Resolution is handled by the UMA optimistic oracle on Polygon. A proposer submits the outcome, a 2-hour dispute window opens, and if uncontested the payout is final. Contested outcomes escalate to UMA token holders.
This prediction market is scheduled to close on 14 May 2026. After the resolving event occurs, settlement typically clears within 24 hours once the UMA optimistic oracle confirms the outcome. All payouts are in USDC on the Polygon network.
To trade on this prediction market, create a free PolyGram account at polygram.ink, deposit USDC via Polygon, and place a YES or NO order on the outcome you believe in. You can learn more on our how-it-works page. Your maximum loss is limited to your stake — there is no leverage or margin.
When the outcome is determined, winning YES shares pay out $1.00 each in USDC, while losing shares pay $0. Settlement is handled by the UMA optimistic oracle on Polygon — a proposer submits the result, a two-hour dispute window opens, and if uncontested, payouts are distributed automatically. You can withdraw your winnings to any Polygon wallet.

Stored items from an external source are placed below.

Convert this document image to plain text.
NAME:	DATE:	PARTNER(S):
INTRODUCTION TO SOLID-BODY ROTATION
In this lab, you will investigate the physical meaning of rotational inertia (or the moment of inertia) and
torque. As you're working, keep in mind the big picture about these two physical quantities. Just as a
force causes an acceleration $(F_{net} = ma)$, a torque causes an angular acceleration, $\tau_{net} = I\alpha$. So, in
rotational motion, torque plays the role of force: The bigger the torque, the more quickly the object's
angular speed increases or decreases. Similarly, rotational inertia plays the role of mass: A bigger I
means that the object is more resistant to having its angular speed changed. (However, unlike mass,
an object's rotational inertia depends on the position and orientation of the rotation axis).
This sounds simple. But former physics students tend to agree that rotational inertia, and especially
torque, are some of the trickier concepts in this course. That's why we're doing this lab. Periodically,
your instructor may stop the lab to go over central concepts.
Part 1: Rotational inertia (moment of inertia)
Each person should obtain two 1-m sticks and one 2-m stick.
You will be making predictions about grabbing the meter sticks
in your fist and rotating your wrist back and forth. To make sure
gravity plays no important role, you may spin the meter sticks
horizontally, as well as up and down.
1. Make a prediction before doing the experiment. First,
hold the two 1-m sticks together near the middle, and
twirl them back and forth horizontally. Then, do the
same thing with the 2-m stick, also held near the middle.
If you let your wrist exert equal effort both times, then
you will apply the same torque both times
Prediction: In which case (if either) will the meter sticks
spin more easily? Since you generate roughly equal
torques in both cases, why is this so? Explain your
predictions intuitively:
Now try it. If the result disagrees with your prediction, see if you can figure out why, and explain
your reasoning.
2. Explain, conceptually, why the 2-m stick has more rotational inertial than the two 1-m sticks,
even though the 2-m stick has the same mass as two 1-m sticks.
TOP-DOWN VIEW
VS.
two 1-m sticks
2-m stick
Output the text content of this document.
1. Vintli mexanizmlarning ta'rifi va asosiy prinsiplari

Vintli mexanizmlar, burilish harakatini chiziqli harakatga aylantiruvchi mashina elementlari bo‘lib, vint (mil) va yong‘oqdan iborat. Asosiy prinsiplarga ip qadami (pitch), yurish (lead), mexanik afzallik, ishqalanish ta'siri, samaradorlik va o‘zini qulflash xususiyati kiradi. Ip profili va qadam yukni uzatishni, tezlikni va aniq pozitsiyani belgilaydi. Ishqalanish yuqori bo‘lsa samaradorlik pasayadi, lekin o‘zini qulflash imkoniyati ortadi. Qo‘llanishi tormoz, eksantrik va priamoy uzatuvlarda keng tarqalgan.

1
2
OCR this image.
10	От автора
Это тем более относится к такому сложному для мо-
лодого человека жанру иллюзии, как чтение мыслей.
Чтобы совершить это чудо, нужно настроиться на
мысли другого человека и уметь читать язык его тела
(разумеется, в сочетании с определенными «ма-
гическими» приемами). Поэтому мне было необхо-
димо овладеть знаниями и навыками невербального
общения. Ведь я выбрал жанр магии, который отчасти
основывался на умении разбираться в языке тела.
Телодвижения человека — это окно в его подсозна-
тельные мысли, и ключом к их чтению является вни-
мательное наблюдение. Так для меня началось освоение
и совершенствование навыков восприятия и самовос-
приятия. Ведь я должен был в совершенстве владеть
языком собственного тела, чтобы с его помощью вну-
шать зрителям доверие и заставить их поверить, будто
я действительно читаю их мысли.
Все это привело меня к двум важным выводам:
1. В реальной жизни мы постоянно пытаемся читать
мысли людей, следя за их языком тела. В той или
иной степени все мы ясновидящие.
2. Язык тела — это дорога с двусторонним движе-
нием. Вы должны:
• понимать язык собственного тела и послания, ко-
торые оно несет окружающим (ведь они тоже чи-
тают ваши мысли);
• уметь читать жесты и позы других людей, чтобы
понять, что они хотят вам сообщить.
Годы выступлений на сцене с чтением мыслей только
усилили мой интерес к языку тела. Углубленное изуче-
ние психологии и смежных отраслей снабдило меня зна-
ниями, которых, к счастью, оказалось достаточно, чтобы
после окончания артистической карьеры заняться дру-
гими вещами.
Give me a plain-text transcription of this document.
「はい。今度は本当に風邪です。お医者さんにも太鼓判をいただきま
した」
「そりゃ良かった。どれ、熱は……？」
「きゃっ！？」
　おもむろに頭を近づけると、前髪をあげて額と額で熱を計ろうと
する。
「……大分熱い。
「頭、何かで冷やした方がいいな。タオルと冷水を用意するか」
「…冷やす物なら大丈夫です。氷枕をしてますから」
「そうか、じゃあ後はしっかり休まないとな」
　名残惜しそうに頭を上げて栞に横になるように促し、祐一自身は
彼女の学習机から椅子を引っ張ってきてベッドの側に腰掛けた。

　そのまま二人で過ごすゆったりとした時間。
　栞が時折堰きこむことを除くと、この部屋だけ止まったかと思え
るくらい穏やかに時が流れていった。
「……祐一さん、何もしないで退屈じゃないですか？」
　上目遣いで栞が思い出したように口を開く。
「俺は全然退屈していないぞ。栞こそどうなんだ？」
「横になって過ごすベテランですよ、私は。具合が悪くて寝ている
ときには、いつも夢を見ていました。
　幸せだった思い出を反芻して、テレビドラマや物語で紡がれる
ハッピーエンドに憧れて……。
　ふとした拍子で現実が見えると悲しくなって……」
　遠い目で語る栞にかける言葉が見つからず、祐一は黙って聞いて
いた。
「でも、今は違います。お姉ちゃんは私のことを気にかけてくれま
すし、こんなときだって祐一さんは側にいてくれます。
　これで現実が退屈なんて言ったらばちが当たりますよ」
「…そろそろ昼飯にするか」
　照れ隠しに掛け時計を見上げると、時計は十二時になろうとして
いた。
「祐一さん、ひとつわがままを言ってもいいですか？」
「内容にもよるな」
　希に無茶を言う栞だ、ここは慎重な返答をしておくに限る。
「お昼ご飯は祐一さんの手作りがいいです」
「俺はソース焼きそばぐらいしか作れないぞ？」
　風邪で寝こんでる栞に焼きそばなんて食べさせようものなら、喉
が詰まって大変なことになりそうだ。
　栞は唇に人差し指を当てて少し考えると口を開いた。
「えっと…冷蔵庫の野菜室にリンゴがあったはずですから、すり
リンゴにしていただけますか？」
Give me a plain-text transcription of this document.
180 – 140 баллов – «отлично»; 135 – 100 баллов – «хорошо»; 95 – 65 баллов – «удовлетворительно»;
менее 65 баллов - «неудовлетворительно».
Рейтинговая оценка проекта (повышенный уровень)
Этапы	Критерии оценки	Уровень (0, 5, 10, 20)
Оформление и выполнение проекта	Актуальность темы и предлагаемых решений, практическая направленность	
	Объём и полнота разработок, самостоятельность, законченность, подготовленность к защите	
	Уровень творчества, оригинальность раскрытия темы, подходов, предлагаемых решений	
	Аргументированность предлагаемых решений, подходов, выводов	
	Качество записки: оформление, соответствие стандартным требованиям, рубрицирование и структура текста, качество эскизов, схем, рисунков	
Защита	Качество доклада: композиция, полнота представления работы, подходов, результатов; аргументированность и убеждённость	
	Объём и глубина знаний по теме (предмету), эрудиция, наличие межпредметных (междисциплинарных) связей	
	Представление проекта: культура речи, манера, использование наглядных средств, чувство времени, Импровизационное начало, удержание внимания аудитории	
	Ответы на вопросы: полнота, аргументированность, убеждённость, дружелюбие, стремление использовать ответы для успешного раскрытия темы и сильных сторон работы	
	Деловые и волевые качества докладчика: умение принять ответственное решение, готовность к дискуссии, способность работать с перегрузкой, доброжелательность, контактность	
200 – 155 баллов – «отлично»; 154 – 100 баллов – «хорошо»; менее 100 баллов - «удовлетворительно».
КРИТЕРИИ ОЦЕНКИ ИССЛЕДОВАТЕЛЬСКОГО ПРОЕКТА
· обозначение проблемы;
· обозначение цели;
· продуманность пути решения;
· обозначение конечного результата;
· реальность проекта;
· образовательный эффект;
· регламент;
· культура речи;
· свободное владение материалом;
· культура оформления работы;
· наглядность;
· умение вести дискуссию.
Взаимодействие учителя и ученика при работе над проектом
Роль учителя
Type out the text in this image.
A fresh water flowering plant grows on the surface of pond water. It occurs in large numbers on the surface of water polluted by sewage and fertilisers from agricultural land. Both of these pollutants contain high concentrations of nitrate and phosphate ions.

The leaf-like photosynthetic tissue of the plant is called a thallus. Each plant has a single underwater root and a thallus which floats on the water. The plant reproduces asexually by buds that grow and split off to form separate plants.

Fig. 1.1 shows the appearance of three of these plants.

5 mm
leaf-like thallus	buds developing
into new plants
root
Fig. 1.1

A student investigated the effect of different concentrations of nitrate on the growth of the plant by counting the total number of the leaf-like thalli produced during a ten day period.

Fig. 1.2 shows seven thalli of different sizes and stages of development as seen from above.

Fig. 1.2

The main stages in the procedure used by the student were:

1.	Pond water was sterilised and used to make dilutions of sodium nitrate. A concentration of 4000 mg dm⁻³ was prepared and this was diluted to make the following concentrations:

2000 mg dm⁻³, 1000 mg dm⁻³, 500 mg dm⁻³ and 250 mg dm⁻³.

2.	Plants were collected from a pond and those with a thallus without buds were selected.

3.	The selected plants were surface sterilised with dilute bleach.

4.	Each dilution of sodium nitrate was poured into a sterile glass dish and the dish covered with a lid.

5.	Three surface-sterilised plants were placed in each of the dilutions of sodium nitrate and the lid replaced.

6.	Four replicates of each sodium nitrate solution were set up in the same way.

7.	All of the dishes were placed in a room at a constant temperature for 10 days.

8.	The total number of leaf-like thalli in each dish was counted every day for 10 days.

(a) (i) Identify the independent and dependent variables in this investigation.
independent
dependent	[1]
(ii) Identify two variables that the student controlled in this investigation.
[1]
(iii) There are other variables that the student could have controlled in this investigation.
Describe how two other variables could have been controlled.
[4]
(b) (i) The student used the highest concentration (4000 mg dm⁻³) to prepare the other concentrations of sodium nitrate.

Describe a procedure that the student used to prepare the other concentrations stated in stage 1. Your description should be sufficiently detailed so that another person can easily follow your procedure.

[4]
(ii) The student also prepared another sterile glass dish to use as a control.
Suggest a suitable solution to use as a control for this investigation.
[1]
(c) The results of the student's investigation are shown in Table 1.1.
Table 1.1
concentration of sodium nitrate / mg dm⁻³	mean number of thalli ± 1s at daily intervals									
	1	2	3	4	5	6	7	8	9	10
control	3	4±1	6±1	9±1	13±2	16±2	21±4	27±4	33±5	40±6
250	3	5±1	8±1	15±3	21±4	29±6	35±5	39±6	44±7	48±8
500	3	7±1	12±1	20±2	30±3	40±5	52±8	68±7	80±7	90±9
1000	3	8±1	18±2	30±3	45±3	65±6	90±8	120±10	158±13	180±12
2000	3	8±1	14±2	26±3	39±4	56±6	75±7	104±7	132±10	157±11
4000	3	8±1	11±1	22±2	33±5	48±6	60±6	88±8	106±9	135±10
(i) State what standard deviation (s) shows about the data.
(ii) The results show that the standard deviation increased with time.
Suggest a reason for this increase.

Prediction-market positions can lose 100% of staked capital. Outcomes are uncertain by definition — historical accuracy of crowd-implied probabilities is high in aggregate but not for any single market. PolyGram does not provide investment advice. Trade only with capital you can afford to lose.
Regulatory status varies by jurisdiction. Germany, the United States, and most EU countries treat Polymarket-style event contracts under one of three frameworks: financial derivative, gambling product, or unregulated novel asset. Consult local counsel before trading.